Smart Chatbots at last!

There are two main families of customer service chatbots:

  • chatbots capable ofconstrained exchanges, often modeled as static decision trees,
  • chatbots capable offreer, more humanized exchanges, using automated natural language processing technologies.

Self-care use cases have brought intelligent virtual agents to the fore. However, the technologies used (NLU or TALN) are very demanding in terms of structured and labeled data. This poses a problem, especially when it comes to training models on the desired skill domain. This requirement generates uncertainty about the virtual agent's performance in the first few months of operation.

At tolk.ai, we've been working on this issue for several years, with the aim of offering the most plug-and-play conversational intelligence possible. The aim is to guarantee bot performance right from the deployment phase, and to keep training, optimization and language model enrichment to a minimum.

One of the key differentiators of our technology lies in our ability to compete with several language analysis and processing models, classified into two main families:

  • approach based on machine learning algorithms - NLU,
  • approach based on semantic analysis linked to ontologies and dictionaries.

Our Tolk platform incorporates a proprietary technology that decides on the most appropriate model based on performance and context parameters.

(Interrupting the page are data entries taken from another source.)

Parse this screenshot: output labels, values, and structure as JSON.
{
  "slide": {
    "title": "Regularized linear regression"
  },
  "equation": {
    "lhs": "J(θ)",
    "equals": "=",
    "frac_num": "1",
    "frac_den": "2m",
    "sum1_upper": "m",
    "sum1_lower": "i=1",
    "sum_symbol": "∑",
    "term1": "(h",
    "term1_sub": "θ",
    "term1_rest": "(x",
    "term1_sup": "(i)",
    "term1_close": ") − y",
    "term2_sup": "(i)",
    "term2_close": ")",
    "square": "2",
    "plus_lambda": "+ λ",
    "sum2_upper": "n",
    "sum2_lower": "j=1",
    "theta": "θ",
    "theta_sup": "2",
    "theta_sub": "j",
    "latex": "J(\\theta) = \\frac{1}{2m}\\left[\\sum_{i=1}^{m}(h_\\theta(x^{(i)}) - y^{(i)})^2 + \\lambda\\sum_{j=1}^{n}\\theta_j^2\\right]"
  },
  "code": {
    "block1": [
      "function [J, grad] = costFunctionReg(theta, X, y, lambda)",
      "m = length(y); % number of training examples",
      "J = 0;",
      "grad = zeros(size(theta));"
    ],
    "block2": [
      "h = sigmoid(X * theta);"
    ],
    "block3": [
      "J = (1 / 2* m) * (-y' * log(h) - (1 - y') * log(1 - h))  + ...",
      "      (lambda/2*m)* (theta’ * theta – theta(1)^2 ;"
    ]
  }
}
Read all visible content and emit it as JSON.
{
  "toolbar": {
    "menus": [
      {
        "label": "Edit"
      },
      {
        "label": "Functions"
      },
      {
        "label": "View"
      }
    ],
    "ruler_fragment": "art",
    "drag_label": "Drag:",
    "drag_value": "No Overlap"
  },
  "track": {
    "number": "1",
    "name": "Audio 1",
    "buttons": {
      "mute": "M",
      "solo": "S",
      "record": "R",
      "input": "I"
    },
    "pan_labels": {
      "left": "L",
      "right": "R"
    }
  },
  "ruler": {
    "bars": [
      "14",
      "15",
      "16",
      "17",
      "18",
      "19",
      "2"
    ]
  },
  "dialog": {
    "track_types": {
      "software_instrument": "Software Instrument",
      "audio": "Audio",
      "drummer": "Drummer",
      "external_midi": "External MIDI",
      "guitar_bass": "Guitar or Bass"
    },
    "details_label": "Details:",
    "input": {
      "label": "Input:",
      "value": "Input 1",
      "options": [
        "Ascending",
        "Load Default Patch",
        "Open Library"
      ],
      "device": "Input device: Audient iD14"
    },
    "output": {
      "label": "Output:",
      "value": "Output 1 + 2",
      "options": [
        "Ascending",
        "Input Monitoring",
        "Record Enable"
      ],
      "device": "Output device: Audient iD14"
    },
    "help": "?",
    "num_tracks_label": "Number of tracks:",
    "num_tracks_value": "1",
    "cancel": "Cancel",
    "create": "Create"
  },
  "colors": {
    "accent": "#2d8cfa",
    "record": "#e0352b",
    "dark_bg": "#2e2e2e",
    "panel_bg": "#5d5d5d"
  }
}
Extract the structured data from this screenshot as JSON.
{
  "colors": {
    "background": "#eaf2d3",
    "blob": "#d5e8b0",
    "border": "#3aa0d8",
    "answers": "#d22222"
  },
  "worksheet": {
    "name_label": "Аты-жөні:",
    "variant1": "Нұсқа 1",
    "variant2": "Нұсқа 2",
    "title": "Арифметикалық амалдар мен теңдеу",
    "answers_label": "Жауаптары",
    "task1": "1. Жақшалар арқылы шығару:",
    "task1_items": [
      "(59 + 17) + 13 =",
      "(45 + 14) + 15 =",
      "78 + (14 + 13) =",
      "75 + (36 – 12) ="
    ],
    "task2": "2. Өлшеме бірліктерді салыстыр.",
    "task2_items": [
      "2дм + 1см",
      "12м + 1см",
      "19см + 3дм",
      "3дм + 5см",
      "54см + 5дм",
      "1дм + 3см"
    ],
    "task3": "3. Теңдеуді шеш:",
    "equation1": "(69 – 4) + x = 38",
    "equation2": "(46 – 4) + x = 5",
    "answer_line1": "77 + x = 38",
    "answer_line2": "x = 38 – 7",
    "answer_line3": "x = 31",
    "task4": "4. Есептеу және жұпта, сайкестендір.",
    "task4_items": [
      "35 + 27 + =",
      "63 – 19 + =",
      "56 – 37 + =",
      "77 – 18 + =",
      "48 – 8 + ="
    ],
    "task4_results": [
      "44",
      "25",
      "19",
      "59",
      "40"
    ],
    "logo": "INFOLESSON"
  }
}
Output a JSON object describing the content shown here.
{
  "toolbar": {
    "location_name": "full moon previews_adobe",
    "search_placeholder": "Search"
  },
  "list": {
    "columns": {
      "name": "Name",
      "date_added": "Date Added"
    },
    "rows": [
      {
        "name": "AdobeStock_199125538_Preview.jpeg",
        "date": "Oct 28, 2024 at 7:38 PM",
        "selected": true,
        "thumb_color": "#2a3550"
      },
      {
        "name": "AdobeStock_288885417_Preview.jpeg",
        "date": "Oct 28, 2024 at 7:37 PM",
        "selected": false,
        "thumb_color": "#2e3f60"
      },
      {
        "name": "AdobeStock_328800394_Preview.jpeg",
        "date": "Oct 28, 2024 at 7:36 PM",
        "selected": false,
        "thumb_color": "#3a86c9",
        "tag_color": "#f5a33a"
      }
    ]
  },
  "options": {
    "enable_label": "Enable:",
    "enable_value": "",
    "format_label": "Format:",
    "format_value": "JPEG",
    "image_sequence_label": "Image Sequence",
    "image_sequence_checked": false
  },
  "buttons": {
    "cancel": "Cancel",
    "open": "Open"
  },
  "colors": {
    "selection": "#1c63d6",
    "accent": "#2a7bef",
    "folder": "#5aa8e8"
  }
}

This technological innovation improves bot performance by interpreting up to 70% of requests linked to a user's intention, without any initial training.

As a result, our customers can deploy their conversational agents in less than a week, compared with 3 months previously, and achieve good performance without delays.

Guaranteed success!

Business units often set clear, quantifiable objectives:

  • improve the quality of customer service, in particular by making it accessible 24/7 and immediately,
  • reduce the cost of processing a customer interaction.

In reality, the benefits measured are somewhat at odds with these expectations. The fact is, each channel creates its own audience, and channel canibalization is a rather long and tedious process.

This is based on a change in user habits. It's a benefit based on the value obtained thanks to the new tool/service that motivates this evolution.

This means designing a Chatbot that isn't a copy of your FAQ, but a service designed around users' problems.

Assume that your knowledge bases and FAQs answer only a small proportion (around 40% to 50%) of your customers' actual queries. It's not much, but it's true!

It is therefore imperative to accept the launch of a virtual agent without covering the entire target scope. To face up to this uncertainty, it is imperative to mobilize business departments around the enrichment and creation of new knowledge bases.

ROI objectives can only be achieved by adopting an agile vision. It is often preferable to shorten the agent's design and implementation time, so as to be quickly confronted with user demands. Initiate rapid iteration cycles to focus on real customer requests, and propose relevant, precise and satisfactory responses.

The human plays a key role in the bot's learning process. He uses listening and monitoring tools to accelerate the virtual agent's learning process and increase its overall performance.

Measuring satisfaction and listening for weak signals in the conversation are good indicators of the effectiveness of a virtual agent.

In a nutshell...

Customer Service Chatbots are effective if they are well-designed and well-positioned in your customer journey. Don't expect too much, be pragmatic and agile.

The benefits of using a chatbot can be quickly seen:

  • promoting the self-care approach,
  • immediate reduction in the number of emails, medium-term reduction in the number of calls,
  • measurable economic efficiency (10x cheaper than a human agent)
  • scalable.

The key is to have a technology that's easy to implement, tools to identify automation levers, and performance indicators to boost bot performance.